Donal reached for the glasses, but Aidan snatched them up from the table.

‘Whoa, whoa,’ he said, hugging them to his chest like a small child with a bag of sweets. ‘What do you think you’re doing?’

‘You can’t take part in a contest and be the referee as well,’ said Donal. ‘I’ll pour the drinks and hand them out.’

Aidan stared at him suspiciously.

‘He’s right, Aidan,’ said Jenny. ‘You can’t have it all your own way.’

Aidan set down the bottle and the glasses. ‘No funny business, then,’ he said. ‘Equal measures. And you pour them right in front of me, there on the table.’

‘OK by me,’ said Donal. ‘Is that OK by you, Dad?’

‘Fine by me,’ said JJ, although the whole thing was anything but fine by him.

Donal picked up the bottle and, under Aidan’s eagle eye, poured two perfectly equal measures. Aidan reached for one of them but Donal put a hand over it.

‘Hold on a minute now,’ he said. ‘There’s something we need to sort out before we start.’

‘What’s that?’ said Aidan.

‘The key. And directions to the place where the children are being held. If you pass out, we won’t know where to find them.’

‘But I won’t pass out,’ said Aidan. ‘Never happened before. Won’t happen now.’

‘Then the deal’s off,’ said Donal. ‘No point in having a contest only one side can win.’

‘All right, all right,’ said Aidan. ‘But you don’t expect me to tell you now, do you?’

‘No,’ said Donal. ‘Write it down.’

‘Write it down?’

‘Yes. And sit on the piece of paper. If you fall, we take it. If you win, we never see it.’

Aidan looked carefully at Donal and then at Jenny. ‘No funny business, then. You haven’t forgotten the other thing, have you? The thing in my pocket?
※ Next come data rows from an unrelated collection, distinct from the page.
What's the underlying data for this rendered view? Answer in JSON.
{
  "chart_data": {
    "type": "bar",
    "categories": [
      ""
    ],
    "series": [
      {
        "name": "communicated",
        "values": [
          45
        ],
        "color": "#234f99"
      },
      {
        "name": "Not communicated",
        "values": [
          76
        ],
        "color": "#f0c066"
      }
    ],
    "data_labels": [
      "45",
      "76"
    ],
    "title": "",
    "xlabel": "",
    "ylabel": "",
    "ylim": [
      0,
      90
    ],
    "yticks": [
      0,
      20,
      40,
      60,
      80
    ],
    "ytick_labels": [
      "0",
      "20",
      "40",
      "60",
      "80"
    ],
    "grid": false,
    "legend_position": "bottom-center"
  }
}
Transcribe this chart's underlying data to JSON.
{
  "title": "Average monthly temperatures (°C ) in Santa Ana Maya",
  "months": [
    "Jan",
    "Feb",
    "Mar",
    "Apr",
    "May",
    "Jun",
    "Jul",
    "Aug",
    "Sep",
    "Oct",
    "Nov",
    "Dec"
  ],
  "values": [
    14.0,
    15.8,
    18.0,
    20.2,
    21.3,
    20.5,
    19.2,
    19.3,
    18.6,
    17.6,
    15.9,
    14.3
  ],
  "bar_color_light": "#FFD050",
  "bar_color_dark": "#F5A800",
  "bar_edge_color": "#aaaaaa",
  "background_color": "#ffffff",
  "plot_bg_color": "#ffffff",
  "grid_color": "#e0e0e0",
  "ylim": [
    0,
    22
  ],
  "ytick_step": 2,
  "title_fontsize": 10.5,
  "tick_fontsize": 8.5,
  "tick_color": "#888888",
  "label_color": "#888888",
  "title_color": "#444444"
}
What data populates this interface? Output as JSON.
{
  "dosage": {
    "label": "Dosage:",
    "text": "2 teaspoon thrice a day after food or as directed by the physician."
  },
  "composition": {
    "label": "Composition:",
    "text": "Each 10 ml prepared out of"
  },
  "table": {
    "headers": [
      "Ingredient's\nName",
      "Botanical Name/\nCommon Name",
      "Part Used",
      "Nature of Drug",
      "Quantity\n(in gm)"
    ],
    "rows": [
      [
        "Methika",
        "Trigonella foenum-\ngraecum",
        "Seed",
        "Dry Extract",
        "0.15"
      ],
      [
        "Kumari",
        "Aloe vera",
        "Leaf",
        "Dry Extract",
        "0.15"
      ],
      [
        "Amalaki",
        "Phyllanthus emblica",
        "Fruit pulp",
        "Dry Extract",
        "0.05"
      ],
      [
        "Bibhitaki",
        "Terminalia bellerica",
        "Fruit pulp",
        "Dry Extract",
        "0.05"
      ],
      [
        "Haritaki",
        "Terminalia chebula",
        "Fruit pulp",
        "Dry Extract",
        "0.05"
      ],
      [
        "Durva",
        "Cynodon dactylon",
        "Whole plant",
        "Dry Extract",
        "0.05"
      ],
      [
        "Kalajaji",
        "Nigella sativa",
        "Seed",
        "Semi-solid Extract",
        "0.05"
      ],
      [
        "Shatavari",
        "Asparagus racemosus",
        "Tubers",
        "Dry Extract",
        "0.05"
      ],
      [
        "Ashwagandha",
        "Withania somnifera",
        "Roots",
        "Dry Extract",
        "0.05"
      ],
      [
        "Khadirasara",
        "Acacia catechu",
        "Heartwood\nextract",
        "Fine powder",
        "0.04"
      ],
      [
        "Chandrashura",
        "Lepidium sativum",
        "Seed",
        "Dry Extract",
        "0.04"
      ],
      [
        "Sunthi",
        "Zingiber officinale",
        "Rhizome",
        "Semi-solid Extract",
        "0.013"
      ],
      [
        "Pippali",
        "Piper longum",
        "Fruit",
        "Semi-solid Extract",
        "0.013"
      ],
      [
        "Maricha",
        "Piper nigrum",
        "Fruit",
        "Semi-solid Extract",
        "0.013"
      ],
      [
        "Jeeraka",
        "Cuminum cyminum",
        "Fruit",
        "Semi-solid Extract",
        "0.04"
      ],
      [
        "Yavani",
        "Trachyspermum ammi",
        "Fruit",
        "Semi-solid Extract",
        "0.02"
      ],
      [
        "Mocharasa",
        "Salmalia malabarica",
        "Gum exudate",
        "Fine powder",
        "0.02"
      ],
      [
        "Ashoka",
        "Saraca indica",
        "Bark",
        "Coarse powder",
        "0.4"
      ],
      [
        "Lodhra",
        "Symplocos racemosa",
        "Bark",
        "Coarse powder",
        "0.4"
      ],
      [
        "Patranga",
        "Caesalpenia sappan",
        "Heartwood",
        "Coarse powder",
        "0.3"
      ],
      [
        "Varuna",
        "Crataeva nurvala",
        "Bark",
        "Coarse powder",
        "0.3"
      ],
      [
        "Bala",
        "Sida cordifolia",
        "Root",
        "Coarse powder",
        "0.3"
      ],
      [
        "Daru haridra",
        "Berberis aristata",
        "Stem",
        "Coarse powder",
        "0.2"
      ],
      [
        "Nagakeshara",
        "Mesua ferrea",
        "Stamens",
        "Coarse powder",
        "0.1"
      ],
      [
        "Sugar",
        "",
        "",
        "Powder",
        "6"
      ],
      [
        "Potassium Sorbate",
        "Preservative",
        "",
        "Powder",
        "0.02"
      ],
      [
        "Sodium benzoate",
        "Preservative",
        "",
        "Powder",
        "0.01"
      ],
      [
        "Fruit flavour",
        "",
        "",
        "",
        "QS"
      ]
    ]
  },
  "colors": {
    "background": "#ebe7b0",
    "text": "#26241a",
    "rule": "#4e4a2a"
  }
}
Because it’s still there.’

‘What thing in your pocket?’ said JJ.

‘Don’t worry about it, Dad,’ said Donal. ‘We haven’t forgotten, Aidan.’

‘Right.’ Aidan took the writing pad and, without taking his left hand out of his pocket or his eyes off Donal,
wrote something on the top sheet, then tore it off and folded it.

‘And the key,’ said Jenny.

Aidan searched through the bunch of keys until he found the one he was looking for, then levered it off the ring. He wrapped it in the handwritten note, then put the little package into his back pocket. ‘Happy now?’ he said. ‘Are we finally ready?’

Donal handed one of the glasses to Aidan, then picked up the other one and turned towards JJ on the horse. The instant his back was to Aidan, he casually slopped at least half of the poitín on to the front of his jumper, where it made no impression at all on the soaking wet wool. JJ reached out his hand and Donal pushed the glass well into it, so JJ’s fingers closed right around it and hid the level of the drink.

‘Sláinte,’ said Aidan, throwing back his drink in one go. JJ followed suit, and his reaction left no doubt in anyone’s mind that there was poitín in that glass. It was throat-scorching stuff, and JJ coughed and gagged and waved his hand in front of his mouth as if he’d just bitten into a chilli pepper.

‘Nice stuff, eh, Dad?’ said Aidan. ‘We make it ourselves out the back, just like in the old days. It’s getting scarce now though, what with the shortage of spuds and all. You’re honoured to be getting a drink of it. I hope you appreciate it.’

JJ nodded weakly. His eyes were streaming and were
fixed with dread upon Donal, who was pouring the next round. But once again, as soon as he turned his back on Aidan, Donal spilled half the drink down his jumper. He did it with no sudden or obvious movements, just a careful tilt of his wrist at exactly the right moment. JJ wrapped his hand around the glass and raised it to his other son.